Malgré des progrès considérables grâce à des équipes sur-motivées, notamment celles venues de Renault Sport, les embûches s’accumulent. Dans un premier temps, Renault tente d’imposer le 1.6 Turbo de 220 chevaux de la Clio RS, mais on estime que ce n’est pas suffisant. Pour Caterham peu importait, sa clientèle habituelle aurait accepté une voiture dépouillée, très légère, mais sans puissance démesurée. Chez Renault on se dit que c’est trop peu, mais hors de question de développer un coûteux nouveau moteur. Là encore, “après une discussion téléphonique entre Carlos Tavares, Tony Fernandes (en retard de deux heures sans prévenir) et moi” précise Bernard Ollivier, une solution de compromis fut trouvée : augmenter la cylindrée à 1.8 litres pour mécaniquement obtenir les 252 chevaux jugés nécessaires chez Alpine.

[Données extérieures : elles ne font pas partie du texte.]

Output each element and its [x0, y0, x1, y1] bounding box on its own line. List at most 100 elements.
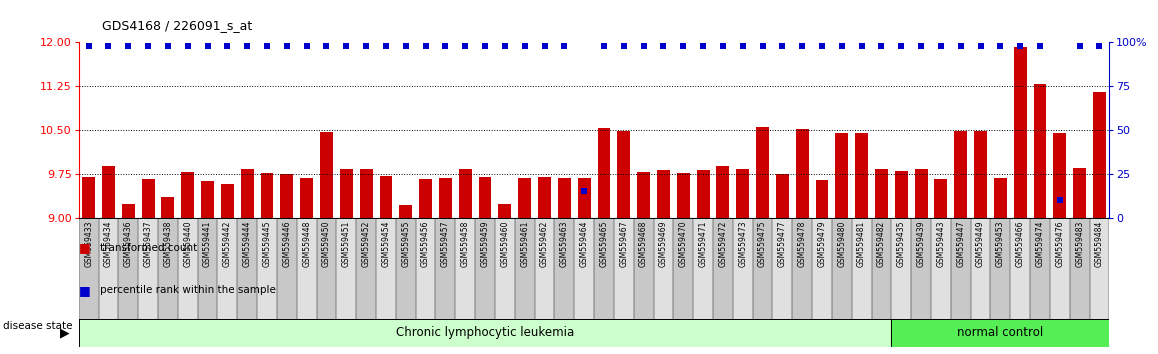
- Bar: [1090, 218, 1109, 319]
- Bar: [455, 218, 475, 319]
- Text: GSM559459: GSM559459: [481, 221, 490, 267]
- Text: GSM559456: GSM559456: [422, 221, 430, 267]
- Bar: [360, 169, 373, 218]
- Bar: [831, 218, 852, 319]
- Text: GSM559464: GSM559464: [580, 221, 588, 267]
- Text: GSM559449: GSM559449: [976, 221, 985, 267]
- Point: [615, 43, 633, 49]
- Bar: [875, 169, 888, 218]
- Point: [119, 43, 138, 49]
- Bar: [694, 218, 713, 319]
- Point: [515, 43, 534, 49]
- Text: GSM559447: GSM559447: [957, 221, 966, 267]
- Bar: [931, 218, 951, 319]
- Point: [911, 43, 930, 49]
- Point: [218, 43, 236, 49]
- Bar: [475, 218, 494, 319]
- Bar: [772, 218, 792, 319]
- Text: GSM559445: GSM559445: [263, 221, 271, 267]
- Bar: [1054, 133, 1067, 218]
- Bar: [182, 172, 195, 218]
- Point: [892, 43, 910, 49]
- Text: disease state: disease state: [3, 321, 73, 331]
- Point: [1090, 43, 1108, 49]
- Text: GSM559480: GSM559480: [837, 221, 846, 267]
- Point: [635, 43, 653, 49]
- Point: [198, 43, 217, 49]
- Bar: [717, 166, 730, 218]
- Bar: [435, 218, 455, 319]
- Bar: [915, 169, 928, 218]
- Bar: [753, 218, 772, 319]
- Point: [555, 43, 573, 49]
- Bar: [574, 218, 594, 319]
- Text: GSM559475: GSM559475: [758, 221, 767, 267]
- Bar: [320, 132, 334, 218]
- Bar: [555, 218, 574, 319]
- Text: GSM559454: GSM559454: [381, 221, 390, 267]
- Text: GSM559478: GSM559478: [798, 221, 807, 267]
- Point: [278, 43, 296, 49]
- Bar: [558, 178, 571, 218]
- Bar: [1073, 168, 1086, 218]
- Bar: [79, 218, 98, 319]
- Bar: [676, 173, 690, 218]
- Bar: [855, 133, 868, 218]
- Point: [972, 43, 990, 49]
- Text: GSM559479: GSM559479: [818, 221, 827, 267]
- Bar: [538, 177, 551, 218]
- Text: Chronic lymphocytic leukemia: Chronic lymphocytic leukemia: [396, 326, 574, 339]
- Bar: [277, 218, 296, 319]
- Bar: [792, 218, 812, 319]
- Bar: [357, 218, 376, 319]
- Bar: [657, 170, 669, 218]
- Text: GSM559440: GSM559440: [183, 221, 192, 267]
- Bar: [1050, 218, 1070, 319]
- Text: normal control: normal control: [958, 326, 1043, 339]
- Point: [1050, 198, 1069, 203]
- Text: GSM559436: GSM559436: [124, 221, 133, 267]
- Point: [753, 43, 771, 49]
- Bar: [1034, 84, 1047, 218]
- Point: [932, 43, 951, 49]
- Bar: [439, 178, 452, 218]
- Point: [337, 43, 356, 49]
- Bar: [396, 218, 416, 319]
- Bar: [796, 129, 808, 218]
- Bar: [138, 218, 157, 319]
- Point: [535, 43, 554, 49]
- Text: GSM559438: GSM559438: [163, 221, 173, 267]
- Bar: [637, 172, 650, 218]
- Bar: [598, 129, 610, 218]
- Point: [713, 43, 732, 49]
- Bar: [895, 171, 908, 218]
- Bar: [852, 218, 872, 319]
- Text: GSM559434: GSM559434: [104, 221, 113, 267]
- Text: GSM559467: GSM559467: [620, 221, 629, 267]
- Bar: [713, 218, 733, 319]
- Text: GSM559457: GSM559457: [441, 221, 450, 267]
- Point: [595, 43, 614, 49]
- Bar: [201, 181, 214, 218]
- Bar: [118, 218, 138, 319]
- Point: [733, 43, 752, 49]
- Bar: [812, 218, 831, 319]
- Bar: [218, 218, 237, 319]
- Point: [100, 43, 118, 49]
- Text: GSM559474: GSM559474: [1035, 221, 1045, 267]
- Point: [872, 43, 891, 49]
- Bar: [1031, 218, 1050, 319]
- Point: [80, 43, 98, 49]
- Text: GSM559437: GSM559437: [144, 221, 153, 267]
- Point: [159, 43, 177, 49]
- Text: GSM559466: GSM559466: [1016, 221, 1025, 267]
- Text: GSM559472: GSM559472: [718, 221, 727, 267]
- Bar: [316, 218, 336, 319]
- Point: [178, 43, 197, 49]
- Bar: [300, 178, 313, 218]
- Point: [991, 43, 1010, 49]
- Bar: [815, 180, 828, 218]
- Point: [674, 43, 692, 49]
- Text: GSM559465: GSM559465: [600, 221, 608, 267]
- Text: GSM559470: GSM559470: [679, 221, 688, 267]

Des retards et des difficultés

La sortie officielle de l’A110 et de sa jumelle anglaise, la Caterham C102 (ou parfois annoncée C120), était prévue pour 2015. Les délais étaient courts, certes, mais faisables ! Avec le départ de Carlos Tavares pour prendre la direction de PSA en août 2013, Bernard Ollivier devient le seul interlocuteur de Carlos Ghosn, mais il se retrouve face à un gros problème : l’allié anglais ne verse plus un sou, il fallait commander les outillages et Renault freinait des quatre fers pour financer seul. Bernard prend alors une décision folle : “on a décidé de passer en slow mod, une façon de faire la grève et de dire stop aux emmerdes entre actionnaires”. Malgré une forte démobilisation des équipes (et quelques départs), “j’ai fini par gagner, au bout de 6 mois”. La solution a été trouvée simplement : Caterham, incapable de financer à 50/50 un tel projet, se retire, officiellement, en mars 2014.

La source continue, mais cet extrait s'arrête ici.